望潮亭通信

無常なる世界を見るは楽しかり

菩提を弔う

 菩提を弔うとは「死者の冥福を祈って供養を行う」ことだ(菩提は「煩悩を絶って得た無上の悟りの境地。仏果を得て極楽往生すること」で、菩提心は「仏道に入り、真の道を求める心。仏心、情け心」)。冥福は「死後の幸福。後生」で、後生は「仏教でいう死後に生まれる世界。来世」だ。弔うとは「人の死を悲しみ悼む。死者の霊を慰めるために法事を営む」。

 供養とは「仏前や死者の霊前に有形・無形の物を備え、加護を願い冥福を祈るための祭事を行うこと」で、法要を行ったり、香華や飲食などの供物を捧げたり、仏壇に花を供え、線香をあげて手を合わせたり、お墓参りすることなどが具体的な行動となる。これらの言葉は仏教に由来するものだが、もう日本では宗教用語としてではなく、一般化した風習として受け継がれているようだ。

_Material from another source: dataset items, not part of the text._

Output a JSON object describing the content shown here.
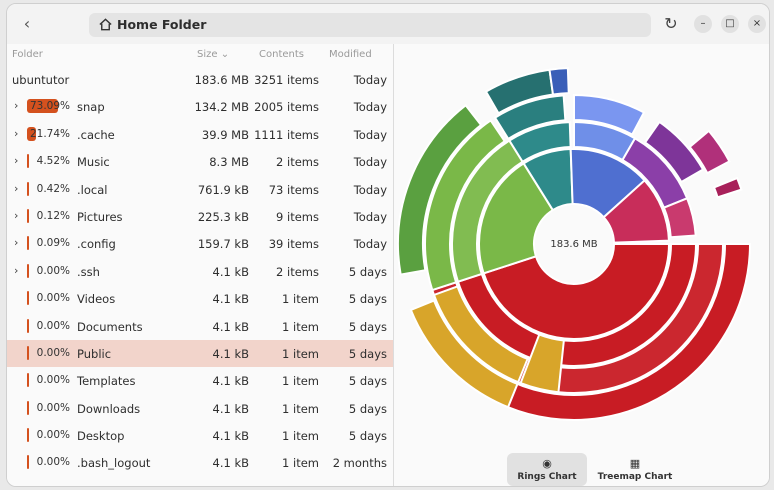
{
  "header": {
    "back_icon": "chevron-left-icon",
    "title": "Home Folder",
    "reload_icon": "reload-icon",
    "min_label": "–",
    "max_label": "□",
    "close_label": "×"
  },
  "columns": {
    "folder": "Folder",
    "size": "Size",
    "contents": "Contents",
    "modified": "Modified"
  },
  "rows": [
    {
      "name": "ubuntutor",
      "pct": "",
      "size": "183.6 MB",
      "contents": "3251 items",
      "modified": "Today",
      "root": true
    },
    {
      "name": "snap",
      "pct": "73.09%",
      "fill_fraction": 0.7309,
      "size": "134.2 MB",
      "contents": "2005 items",
      "modified": "Today",
      "expandable": true
    },
    {
      "name": ".cache",
      "pct": "21.74%",
      "fill_fraction": 0.2174,
      "size": "39.9 MB",
      "contents": "1111 items",
      "modified": "Today",
      "expandable": true
    },
    {
      "name": "Music",
      "pct": "4.52%",
      "fill_fraction": 0.0452,
      "size": "8.3 MB",
      "contents": "2 items",
      "modified": "Today",
      "expandable": true
    },
    {
      "name": ".local",
      "pct": "0.42%",
      "fill_fraction": 0.0042,
      "size": "761.9 kB",
      "contents": "73 items",
      "modified": "Today",
      "expandable": true
    },
    {
      "name": "Pictures",
      "pct": "0.12%",
      "fill_fraction": 0.0012,
      "size": "225.3 kB",
      "contents": "9 items",
      "modified": "Today",
      "expandable": true
    },
    {
      "name": ".config",
      "pct": "0.09%",
      "fill_fraction": 0.0009,
      "size": "159.7 kB",
      "contents": "39 items",
      "modified": "Today",
      "expandable": true
    },
    {
      "name": ".ssh",
      "pct": "0.00%",
      "fill_fraction": 0,
      "size": "4.1 kB",
      "contents": "2 items",
      "modified": "5 days",
      "expandable": true
    },
    {
      "name": "Videos",
      "pct": "0.00%",
      "fill_fraction": 0,
      "size": "4.1 kB",
      "contents": "1 item",
      "modified": "5 days"
    },
    {
      "name": "Documents",
      "pct": "0.00%",
      "fill_fraction": 0,
      "size": "4.1 kB",
      "contents": "1 item",
      "modified": "5 days"
    },
    {
      "name": "Public",
      "pct": "0.00%",
      "fill_fraction": 0,
      "size": "4.1 kB",
      "contents": "1 item",
      "modified": "5 days",
      "selected": true
    },
    {
      "name": "Templates",
      "pct": "0.00%",
      "fill_fraction": 0,
      "size": "4.1 kB",
      "contents": "1 item",
      "modified": "5 days"
    },
    {
      "name": "Downloads",
      "pct": "0.00%",
      "fill_fraction": 0,
      "size": "4.1 kB",
      "contents": "1 item",
      "modified": "5 days"
    },
    {
      "name": "Desktop",
      "pct": "0.00%",
      "fill_fraction": 0,
      "size": "4.1 kB",
      "contents": "1 item",
      "modified": "5 days"
    },
    {
      "name": ".bash_logout",
      "pct": "0.00%",
      "fill_fraction": 0,
      "size": "4.1 kB",
      "contents": "1 item",
      "modified": "2 months"
    }
  ],
  "colors": {
    "bar_fill": "#d4511e",
    "snap": "#c81c24",
    "cache": "#7ab848",
    "music": "#2e8a8a",
    "local": "#4f6fd0",
    "pictures": "#8b3fa8",
    "config": "#c93a6e",
    "selected_row": "#f2d4cb"
  },
  "chart": {
    "center_label": "183.6 MB"
  },
  "view_switcher": [
    {
      "label": "Rings Chart",
      "icon": "rings-chart-icon",
      "active": true
    },
    {
      "label": "Treemap Chart",
      "icon": "treemap-chart-icon",
      "active": false
    }
  ]
}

 死後に来世があると考えないのなら、死者の冥福を祈る行為は無意味だと考えるだろうし、さまざまな供養を行うことも無意味になる。死後に来世があると考えないなら仏教の全ての行事が無意味と見えようが、そう考える人の多くもおそらく、死者を送る日本の風習だと思って供養を行い、菩提を弔う行事に参加している。そこでは供養の様式よりも死者を弔う気持ちが優先する。

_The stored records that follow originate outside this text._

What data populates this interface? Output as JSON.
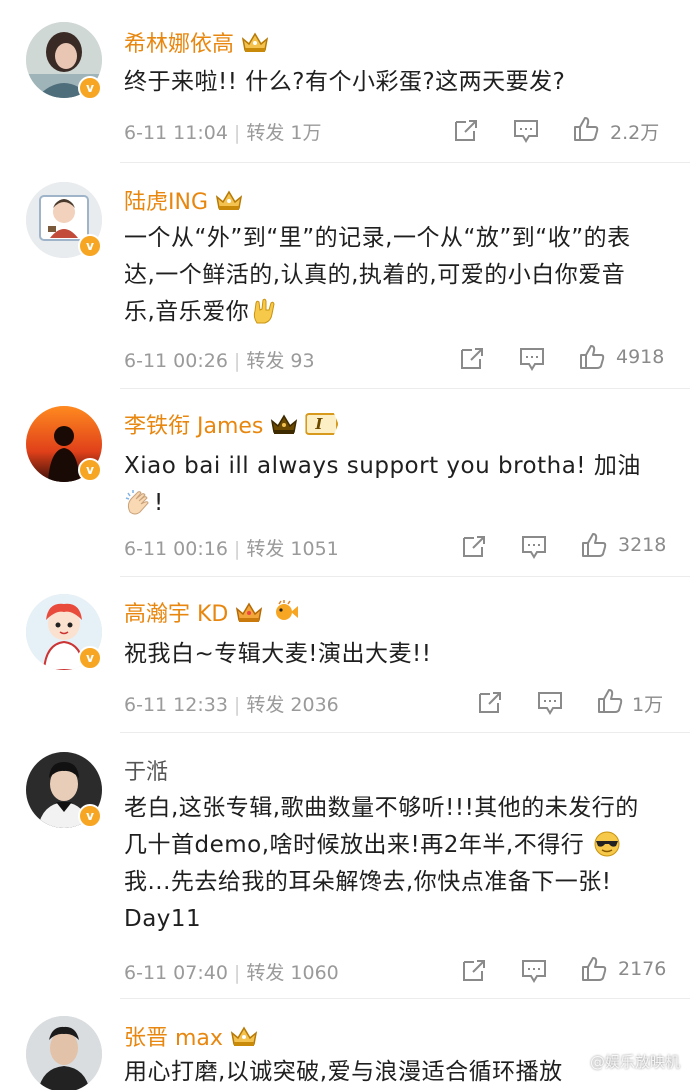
{
  "comments": [
    {
      "author": "希林娜依高",
      "author_color": "#e8870f",
      "text": "终于来啦!!  什么?有个小彩蛋?这两天要发?",
      "time": "6-11 11:04",
      "repost_label": "转发",
      "reposts": "1万",
      "likes": "2.2万"
    },
    {
      "author": "陆虎ING",
      "author_color": "#e8870f",
      "text": "一个从“外”到“里”的记录,一个从“放”到“收”的表达,一个鲜活的,认真的,执着的,可爱的小白你爱音乐,音乐爱你",
      "time": "6-11 00:26",
      "repost_label": "转发",
      "reposts": "93",
      "likes": "4918"
    },
    {
      "author": "李铁衔 James",
      "author_color": "#e8870f",
      "level_badge": "I",
      "text": "Xiao bai ill always support you brotha! 加油",
      "text_line2": "!",
      "time": "6-11 00:16",
      "repost_label": "转发",
      "reposts": "1051",
      "likes": "3218"
    },
    {
      "author": "高瀚宇 KD",
      "author_color": "#e8870f",
      "text": "祝我白~专辑大麦!演出大麦!!",
      "time": "6-11 12:33",
      "repost_label": "转发",
      "reposts": "2036",
      "likes": "1万"
    },
    {
      "author": "于湉",
      "author_color": "#555555",
      "text_a": "老白,这张专辑,歌曲数量不够听!!!其他的未发行的几十首demo,啥时候放出来!再2年半,不得行",
      "text_b": "我...先去给我的耳朵解馋去,你快点准备下一张! Day11",
      "time": "6-11 07:40",
      "repost_label": "转发",
      "reposts": "1060",
      "likes": "2176"
    },
    {
      "author": "张晋 max",
      "author_color": "#e8870f",
      "text": "用心打磨,以诚突破,爱与浪漫适合循环播放"
    }
  ],
  "watermark": "@娱乐放映机",
  "verified_badge": "v"
}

 葬式や法要の様式は仏教でも宗派によって異なる。様式は人間が考え、受け継がれてきたものだから宗派が異なれば異なる儀式が発案され、それがその流派の正式な作法となった。葬儀や法要の様式はブッダが決めたものではなく、国により宗派により異なる形態となる。共通するのは葬儀や法要は、生きている人々が亡くなった人を弔うためにある行事であることだ。

 全ての人間に死は訪れる。おそらく古代から人類は、死による親しい人との別れを特別なこととして、さまざまな弔い方を行ってきたのだろう。死という概念を理解できなかったかもしれない古代の人々は、親しかった人との別れの悲しみを儀式化することにより集落など共同体で別離の悲しみを共有し、それが儀式化されて受け継がれた。

 死者を弔うことは人類共通の行動だろうが、世界では多くの国や宗教があり、それぞれに死者との別れが儀式化され、それぞれに葬儀や法要の様式がある。葬儀や法要の様式を共有することで人々は、死者に対する供養を行い、死者に対する敬愛や尊敬などの気持ちを示したと互いに確認もできる。

 死後の世界や来世を信じない人が増えた現在でも世界で葬儀や法要が、宗教など以前から受け継がれてきた様式に則って行われることが多いのは、それ以外に死者を弔う一般化した様式がないからだろう。無神論者のための葬儀や法要の様式は存在しないが、死者を弔うことに関心がもっと薄れたなら直葬などが増えるかもしれない。